There are vestiges of more recent history on Reserve land as well. Cellar holes and building rubble mark the location of two of three 19th century farmsteads on Washburn Island. A brick foundation is all that remains of an elaborate estate that was built in 1900 by the son of the founder of the Bryant & Sturges shipping firm, which is credited with opening up the Pacific Northwest to trade. The estate was destroyed by fire in 1926. Some concrete exposed at the dune’s edge at the far southern end of the island has been identified as the site of a garage belonging to a family that had their beach cottage moved from the Island to Central Avenue in Falmouth in 1942, before the army took possession of the island.

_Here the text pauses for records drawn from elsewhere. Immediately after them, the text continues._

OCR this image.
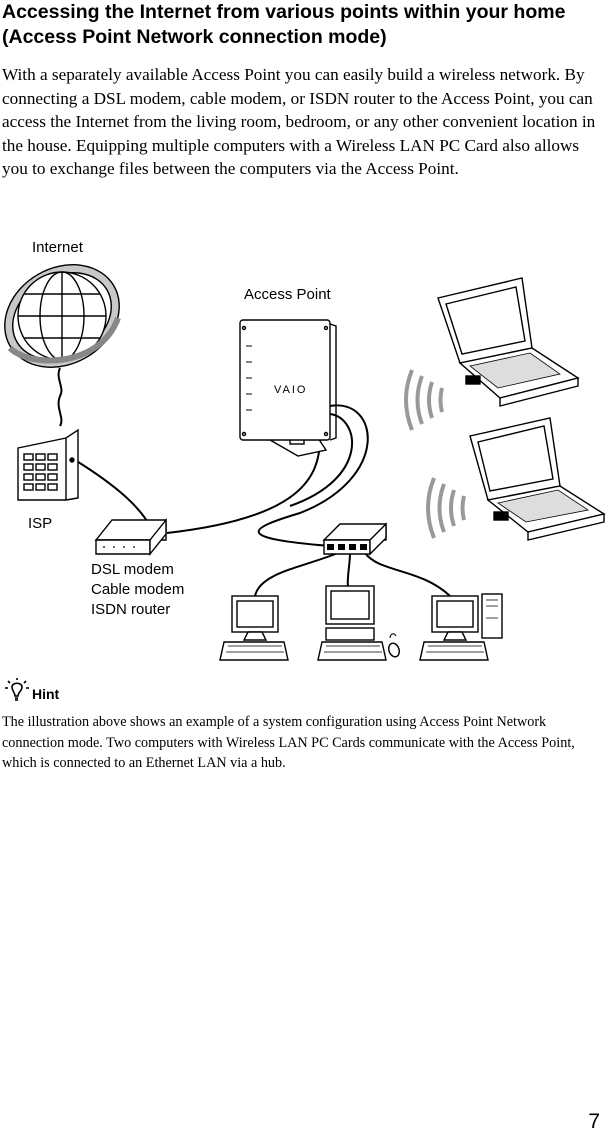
Accessing the Internet from various points within your home (Access Point Network connection mode)
With a separately available Access Point you can easily build a wireless network. By connecting a DSL modem, cable modem, or ISDN router to the Access Point, you can access the Internet from the living room, bedroom, or any other convenient location in the house. Equipping multiple computers with a Wireless LAN PC Card also allows you to exchange files between the computers via the Access Point.
Internet
ISP
DSL modem
Cable modem
ISDN router
VAIO
Access Point
Hint
The illustration above shows an example of a system configuration using Access Point Network connection mode. Two computers with Wireless LAN PC Cards communicate with the Access Point, which is connected to an Ethernet LAN via a hub.
7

Between 1942 and 1945 the island served as the Camp Edward’s Engineer Amphibian Command. In this capacity the island became one of the Army’s principle amphibious training grounds. Washburn Island has been referred to as “the cradle of our European invasion” (Enterprise 1953), as the men who trained on its shores went on to spearhead the assaults at Normandy, France; Oran, Algeria; and Salerno, Italy. Toward the end of the war the base was used as an “R & R” center for convalescing soldiers from nearby Camp Edwards. Many deteriorating concrete foundations and slabs located toward the northern and central portion of the island are associated with this military use. The asphalt roads and the bridge abutments on the northwest shore of the island are also military features.

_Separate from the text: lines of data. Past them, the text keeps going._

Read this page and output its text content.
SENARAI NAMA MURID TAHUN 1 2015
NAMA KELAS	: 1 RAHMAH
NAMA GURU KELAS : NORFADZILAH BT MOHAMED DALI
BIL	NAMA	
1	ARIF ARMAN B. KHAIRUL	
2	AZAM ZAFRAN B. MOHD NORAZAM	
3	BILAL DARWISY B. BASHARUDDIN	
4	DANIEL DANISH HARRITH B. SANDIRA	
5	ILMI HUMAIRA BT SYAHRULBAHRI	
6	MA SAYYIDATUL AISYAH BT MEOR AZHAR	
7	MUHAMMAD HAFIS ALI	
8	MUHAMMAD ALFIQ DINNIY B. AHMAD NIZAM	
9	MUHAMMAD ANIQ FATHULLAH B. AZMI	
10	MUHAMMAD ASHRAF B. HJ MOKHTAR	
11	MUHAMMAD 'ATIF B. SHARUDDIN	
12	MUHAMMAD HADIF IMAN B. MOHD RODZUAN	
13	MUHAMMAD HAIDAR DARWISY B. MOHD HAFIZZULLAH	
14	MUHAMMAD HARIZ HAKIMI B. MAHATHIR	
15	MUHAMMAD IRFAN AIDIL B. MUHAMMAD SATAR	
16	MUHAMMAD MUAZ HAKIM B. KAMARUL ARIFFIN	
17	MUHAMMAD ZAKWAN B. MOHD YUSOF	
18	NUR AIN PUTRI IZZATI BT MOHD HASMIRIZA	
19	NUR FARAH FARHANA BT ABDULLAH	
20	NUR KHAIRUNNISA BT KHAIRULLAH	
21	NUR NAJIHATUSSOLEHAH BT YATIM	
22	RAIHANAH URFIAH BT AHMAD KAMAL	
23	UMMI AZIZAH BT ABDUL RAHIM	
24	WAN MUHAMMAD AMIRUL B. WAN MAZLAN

On the mainland, at the head of Waquoit Bay, is the Reserve’s headquarters site, sometimes referred to as the Sargent Estate. The main house was built between 1880-1890 by Ignatious Sargent in the Shingle Style of late Victorian construction and used as a summer “cottage” for family vacations until it was damaged in a hurricane in 1938. The mansion features sixteen rooms with ornate fireplaces and mantels and exotic woods on the first two floors. It included one of the first central vacuum systems. Following the 1938 hurricane, the building was boarded up for almost fifty years until it was acquired by the Commonwealth of Massachusetts in 1987 for use by the Reserve. The estate also includes a carriage house, gate house, boat house, and chicken coop. All of these buildings, except for the chicken coop, have been adapted for new uses by the Reserve.

The Reserve’s headquarters are located within the Waquoit National Historic District. The Historic District was established in 2004 in recognition of the area’s significance as an isolated Falmouth Village that reached the high point of its development in the 1850s with industrial, marine, agricultural, and summer tourism components.